ちゃんとした企業の博物館

企業の社会的責任が問われて久しいが、これを地道に実戦する手段のひとつとして、「博物館の設置・運営」がある。

たとえば、大規模なものなら、JRの『鉄道博物館』があるし、世界のトヨタには、『トヨタ産業技術記念館』がある。
かつて、日本経済を支えた線維産業だと、『グンゼ博物苑・記念館』、文化の根幹にある印刷だと、『市ヶ谷の杜 本と活字館』がある。

これらの施設の特徴は、ちゃんと人員を配していて、説明や実体験の工夫がなされており、ただ展示だけのおざなりとは一線を画していることにある。

「日本的経営」といわれて、欧米企業とはちがうのだと高く評価してきたはずの、「株式持ち合い」が解消に向かうのはバブル崩壊を受けての90年代であったが、2001年には、法律で「禁じる」、「銀行等の株式等の保有の制限に関する法律」が公布されるに至る。

株式の持ち合いに、欧米企業とはちがうどんな特徴があったかといえば、「目先の利益追求ではなく、長期的戦略重視」ということにつきた。

しかしながら、グローバル・スタンダードという、カタカナ政治用語の拡散をするひとと呼応するマスコミの宣伝によって、あたかも「株式の持ち合いこそが諸悪の根源」という位置付けに見事に変換されたのである。

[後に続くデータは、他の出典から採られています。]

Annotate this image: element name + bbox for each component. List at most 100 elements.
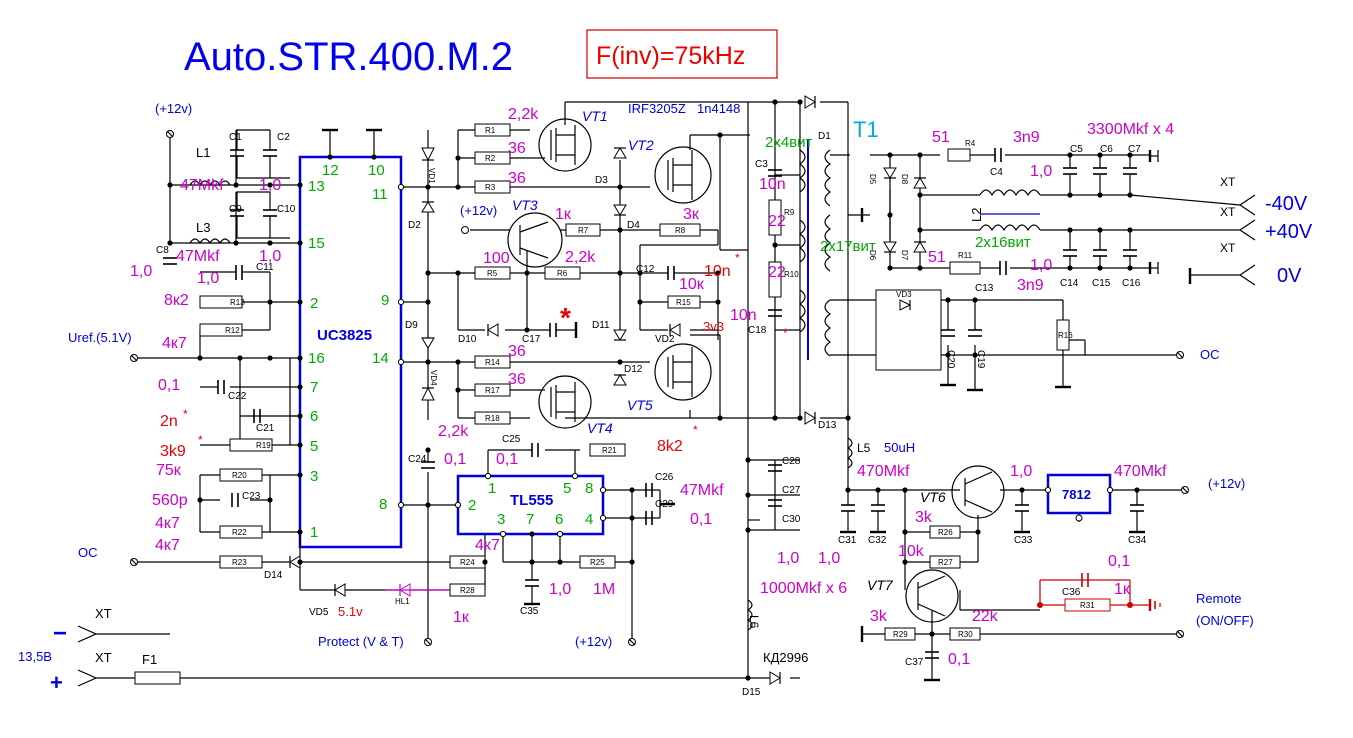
svg-text:3n9: 3n9	[1017, 277, 1044, 294]
vt5-symbol	[654, 343, 712, 401]
svg-text:1,0: 1,0	[1010, 463, 1032, 480]
uc-pin-1: 1	[310, 524, 318, 541]
uc-pin-6: 6	[310, 408, 318, 425]
tl-pin-6: 6	[555, 511, 563, 528]
tl-pin-3: 3	[497, 511, 505, 528]
out-m40-label: -40V	[1265, 193, 1308, 215]
plus12-top-label: (+12v)	[155, 101, 192, 116]
uc-pin-12: 12	[322, 162, 339, 179]
svg-text:КД2996: КД2996	[763, 650, 808, 665]
svg-text:D8: D8	[900, 174, 909, 185]
svg-text:C28: C28	[782, 456, 801, 467]
tl-pin-1: 1	[488, 480, 496, 497]
svg-text:3k: 3k	[915, 509, 933, 526]
svg-text:C34: C34	[1128, 535, 1147, 546]
svg-text:1n4148: 1n4148	[697, 101, 740, 116]
uc-pin-11: 11	[372, 186, 388, 203]
svg-text:8k2: 8k2	[657, 438, 683, 455]
svg-text:D3: D3	[595, 175, 608, 186]
tl-pin-7: 7	[526, 511, 534, 528]
svg-text:22k: 22k	[972, 608, 999, 625]
junctions	[167, 99, 1140, 681]
svg-text:2,2k: 2,2k	[508, 106, 539, 123]
svg-text:10n: 10n	[730, 307, 757, 324]
svg-text:3v3: 3v3	[703, 319, 724, 334]
svg-text:C9: C9	[229, 204, 242, 215]
oc-left-label: OC	[78, 545, 98, 560]
svg-text:VD2: VD2	[655, 334, 675, 345]
svg-text:0,1: 0,1	[444, 451, 466, 468]
tl-pin-5: 5	[563, 480, 571, 497]
transformer-t1: T1	[798, 117, 879, 360]
uc-pin-15: 15	[308, 235, 325, 252]
out-p40-label: +40V	[1265, 221, 1313, 243]
svg-text:C27: C27	[782, 485, 801, 496]
svg-text:L2: L2	[969, 208, 984, 222]
svg-text:1,0: 1,0	[777, 550, 799, 567]
svg-text:R7: R7	[578, 226, 589, 235]
svg-text:4к7: 4к7	[155, 537, 180, 554]
svg-text:D10: D10	[458, 334, 477, 345]
svg-text:VT2: VT2	[628, 137, 654, 153]
svg-text:D12: D12	[624, 364, 643, 375]
svg-text:1,0: 1,0	[259, 248, 281, 265]
svg-text:C18: C18	[748, 325, 767, 336]
svg-text:C2: C2	[277, 132, 290, 143]
svg-text:D7: D7	[900, 250, 909, 261]
svg-text:VT6: VT6	[920, 489, 946, 505]
svg-text:D15: D15	[742, 687, 761, 698]
inductors: L1 L3 L2 L5 L6 F1	[134, 145, 1041, 685]
svg-text:VD4: VD4	[429, 370, 438, 386]
svg-text:*: *	[183, 407, 188, 421]
svg-text:10k: 10k	[898, 543, 925, 560]
oc-right-label: OC	[1200, 347, 1220, 362]
svg-text:R3: R3	[485, 183, 496, 192]
svg-text:3k: 3k	[870, 608, 888, 625]
svg-text:470Mkf: 470Mkf	[1114, 463, 1167, 480]
svg-text:4к7: 4к7	[475, 537, 500, 554]
svg-text:C23: C23	[242, 491, 261, 502]
uc-pin-14: 14	[372, 350, 389, 367]
svg-text:R12: R12	[225, 326, 240, 335]
svg-text:22: 22	[768, 213, 786, 230]
uc-pin-5: 5	[310, 438, 318, 455]
svg-text:2,2k: 2,2k	[438, 423, 469, 440]
svg-text:HL1: HL1	[395, 597, 410, 606]
svg-text:51: 51	[928, 249, 946, 266]
svg-text:C17: C17	[522, 334, 541, 345]
svg-text:1,0: 1,0	[1030, 257, 1052, 274]
svg-text:51: 51	[932, 129, 950, 146]
protect-label: Protect (V & T)	[318, 634, 404, 649]
svg-text:R27: R27	[938, 558, 953, 567]
svg-text:L1: L1	[196, 145, 210, 160]
tl555-label: TL555	[510, 492, 553, 509]
svg-text:R28: R28	[460, 586, 475, 595]
svg-text:1,0: 1,0	[1030, 163, 1052, 180]
svg-text:0,1: 0,1	[948, 651, 970, 668]
svg-text:XT: XT	[1220, 241, 1236, 255]
capacitors: C1 C2 C9 C10 C8 C11 C22 C21 C23 C24 C25 …	[156, 130, 1152, 668]
svg-text:VT3: VT3	[512, 197, 538, 213]
svg-text:4к7: 4к7	[162, 335, 187, 352]
svg-text:2x17вит: 2x17вит	[820, 238, 876, 255]
svg-text:VD5: VD5	[309, 607, 329, 618]
svg-text:VT7: VT7	[867, 577, 894, 593]
remote-label: Remote	[1196, 591, 1242, 606]
svg-text:XT: XT	[95, 606, 112, 621]
plus12-vt3-label: (+12v)	[460, 203, 497, 218]
uc-pin-16: 16	[308, 350, 325, 367]
svg-text:D4: D4	[627, 220, 640, 231]
svg-text:3300Mkf x 4: 3300Mkf x 4	[1087, 121, 1174, 138]
tl-pin-2: 2	[468, 497, 476, 514]
transistors: VT1 VT2 VT3 VT4 VT5 VT6 VT7 IRF3205Z 1n4…	[507, 101, 1005, 665]
svg-text:2x16вит: 2x16вит	[975, 234, 1031, 251]
terminals: (+12v) (+12v) Uref.(5.1V) OC Protect (V …	[18, 101, 1313, 695]
uc3825-block: UC3825 12 10 13 15 2 16 7 6 5 3 1 11 9 1…	[298, 128, 403, 549]
uc-pin-2: 2	[310, 295, 318, 312]
svg-text:1000Mkf x 6: 1000Mkf x 6	[760, 580, 847, 597]
svg-text:C36: C36	[1062, 587, 1081, 598]
svg-text:C13: C13	[975, 283, 994, 294]
svg-text:0,1: 0,1	[496, 451, 518, 468]
svg-text:0,1: 0,1	[158, 377, 180, 394]
svg-text:C5: C5	[1070, 144, 1083, 155]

言いだしっぺは、竹中某という有名大学教授であったけど、のちに参議院議員となって、正々堂々と「入閣」することになったから、単純にみても「党」の意志としての政治家への転換・転職を成功させたともいえる。

本ブログの読者には、記憶にあるだろうけど、諸悪の根源である、「世界経済フォーラム」で、日本人で唯一の評議員だったのはこの御仁であったし、ソ連崩壊後の92年にアメリカのグランドストラテジーが書き換えられたこともこの一連の動きに関連しているはずなのである。

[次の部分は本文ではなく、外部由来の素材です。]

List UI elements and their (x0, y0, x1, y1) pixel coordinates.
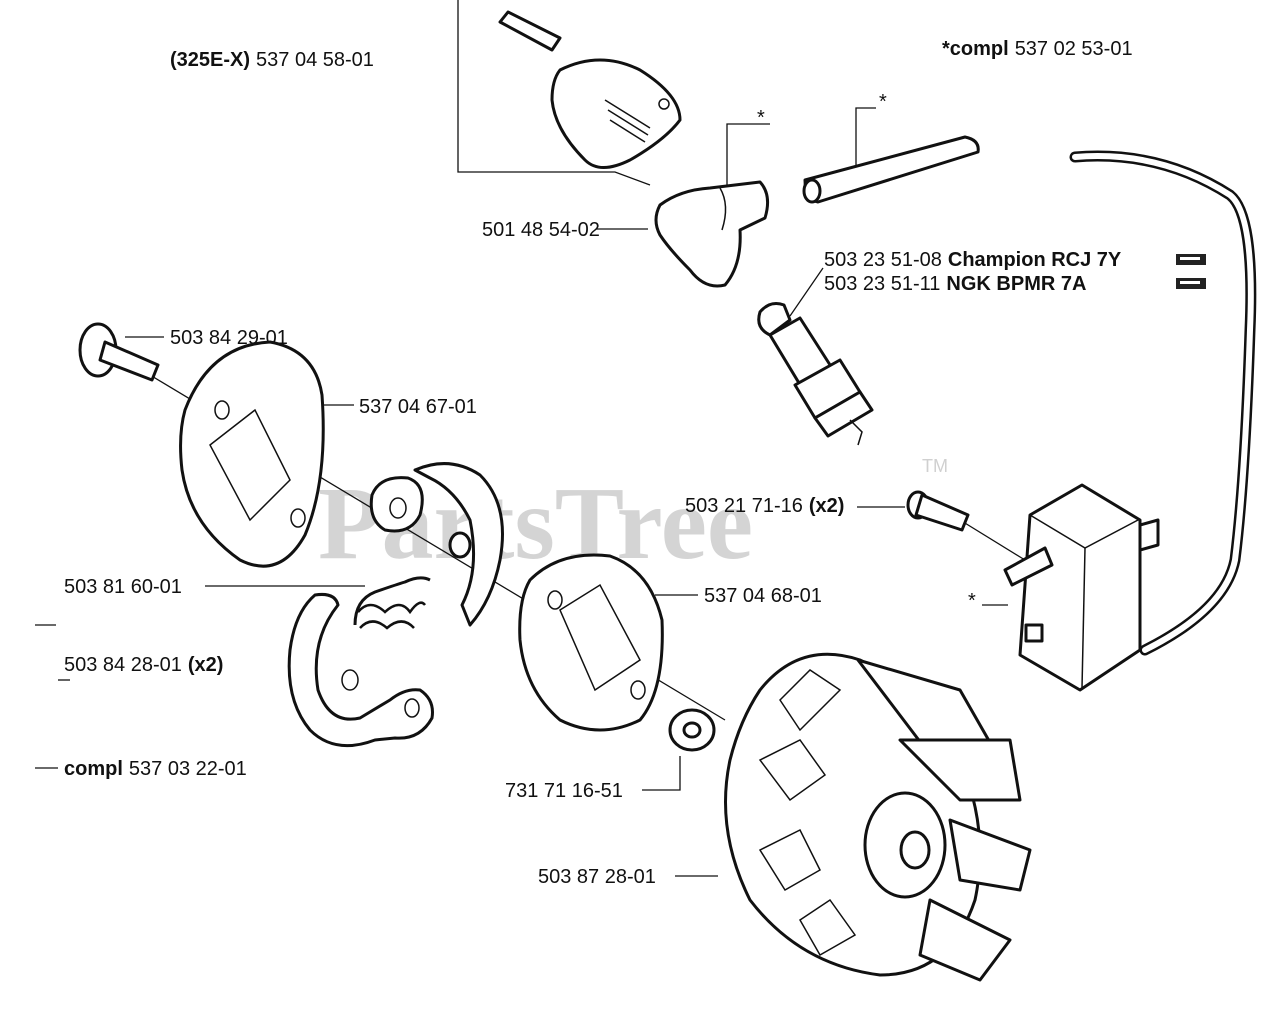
label-coil-screw: 503 21 71-16(x2) (685, 495, 844, 517)
asterisk-lead: * (879, 91, 887, 113)
clutch-shoe-lower-part (287, 593, 434, 748)
flywheel-part (724, 652, 1032, 982)
clutch-plate-top-part (179, 340, 325, 568)
label-coil-cover: (325E-X)537 04 58-01 (170, 49, 374, 71)
clutch-shoe-upper-part (369, 462, 504, 627)
ignition-wire-part (1069, 150, 1257, 656)
spark-plug-cap-part (654, 180, 770, 288)
label-flywheel: 503 87 28-01 (538, 866, 656, 888)
watermark-tm: TM (922, 456, 948, 476)
shoulder-screw-part (78, 322, 160, 382)
spark-plug-part (757, 302, 874, 446)
coil-cover-part (550, 58, 682, 169)
coil-screw-part (906, 490, 970, 532)
coil-screw-axis (959, 519, 1026, 561)
pin-part (498, 10, 562, 52)
spark-plug-tag-icon (1176, 278, 1206, 289)
label-clutch-shoe-screw: 503 84 28-01(x2) (64, 654, 223, 676)
leader-lines (35, 0, 1008, 877)
clutch-spring-part (353, 576, 431, 630)
washer-part (668, 708, 716, 752)
ignition-module-part (1003, 483, 1160, 692)
clutch-plate-bottom-part (518, 553, 664, 732)
ht-lead-tube-part (802, 135, 980, 204)
label-clutch-plate-top: 537 04 67-01 (359, 396, 477, 418)
label-clutch-spring: 503 81 60-01 (64, 576, 182, 598)
label-clutch-plate-bottom: 537 04 68-01 (704, 585, 822, 607)
asterisk-coil: * (968, 590, 976, 612)
spark-plug-tag-icon (1176, 254, 1206, 265)
asterisk-cap: * (757, 107, 765, 129)
label-spark-cap: 501 48 54-02 (482, 219, 600, 241)
label-washer: 731 71 16-51 (505, 780, 623, 802)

つまり、アメリカによる戦後の日本「肥育」モードから、「刈り取り」モードに大方針が変更されていまにあるのだ。

このことは、高度経済成長なるものが、あたかも日本人だけの努力の成果だとされる「勘違いの醸成」とセットで、じつは、「肥育モード」として高度経済成長だったとすれば、じつに辻褄があうのである。

その狙いは、「不沈空母」としての、対ソ・対中の封じ込め戦略の一端を担わせるためであったにちがいない。
その相手の消滅(対中は残ったが)で、日本を成長させる必要がなくなったばかりか、むしろ、巨大化した日本経済のコントロールが困難なために、衰退させると決めたのである。

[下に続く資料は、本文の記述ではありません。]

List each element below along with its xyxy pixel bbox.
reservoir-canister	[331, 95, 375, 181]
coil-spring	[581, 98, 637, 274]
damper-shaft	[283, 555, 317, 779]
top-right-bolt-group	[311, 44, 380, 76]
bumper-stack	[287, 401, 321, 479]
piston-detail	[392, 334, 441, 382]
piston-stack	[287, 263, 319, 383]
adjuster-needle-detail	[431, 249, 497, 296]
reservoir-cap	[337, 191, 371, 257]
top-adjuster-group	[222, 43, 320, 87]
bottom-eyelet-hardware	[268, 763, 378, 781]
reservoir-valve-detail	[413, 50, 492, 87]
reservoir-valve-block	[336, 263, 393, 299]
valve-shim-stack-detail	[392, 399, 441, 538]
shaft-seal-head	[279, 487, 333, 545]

そこで、「目先の利益」しか見えないようにさせるべく、株式の持ち合いをやめさせた。
これに、「物言う株主」がセットになってトレンド化もさせるプロパガンダも成功したのである。

だから、企業博物館を設置・維持するばかりか、人員も配置することは、かなりちゃんとした説明を経営者はしないといけないので、こういったことをやめずに続けている企業こそ、「名門」に値する。

学生の就活における目線として、企業の人事担当者や学校の先輩を訪問するだけでなく、「博物館」の有無にくわえて、運営方法もチェックすると、「いい会社」をあぶり出すことができるのである。

それは、その企業の発展に貢献した、従業員たちによる成果の一般への発表の場であるからである。

つまり、「ひと」をどのように扱うのか?あるいは「扱ってきたのか?」のリトマス試験紙のようなものだからである。

さらに、その博物館に配属されることが、じつは「栄誉あること」という風土や認識があるかも、重要なポイントなのである。
サービス業ではピンとこないかもしれないが、製造業の場合、直接に一般人と接する機会はあんがいとない。

ゆえに、博物館勤務になることは、貴重な体験となるから、元の職場に異動してもその職場の活性剤としての人材になると期待できるのである。

こんなことを意識的に社内共有し、博物館の位置づけのおおきな意義が風土として認識できる企業は、やっぱりいまどきでも「名門」にちがいない。

さてそうなると、サービス業のばあいで企業内博物館を設置するなら、どんな展示と人材を配置したらよいのか?は、あんがいと智恵を絞ることになる。

だから、智恵を絞らない企業だと、よくて無人「展示室」だけの「歴史館」がせいぜいで、面白みもないから常にだれも入室しないデッドスペースと化し、ついには、なんのための展示室なのか?となって、いつか倉庫になるのだ。

なにを誇りとして、どこを一般客にアッピールしたいのか?の企画ができない企業は、そもそも博物館をつくることもできない。

そうやって、企業価値を観察するのも一興なのである。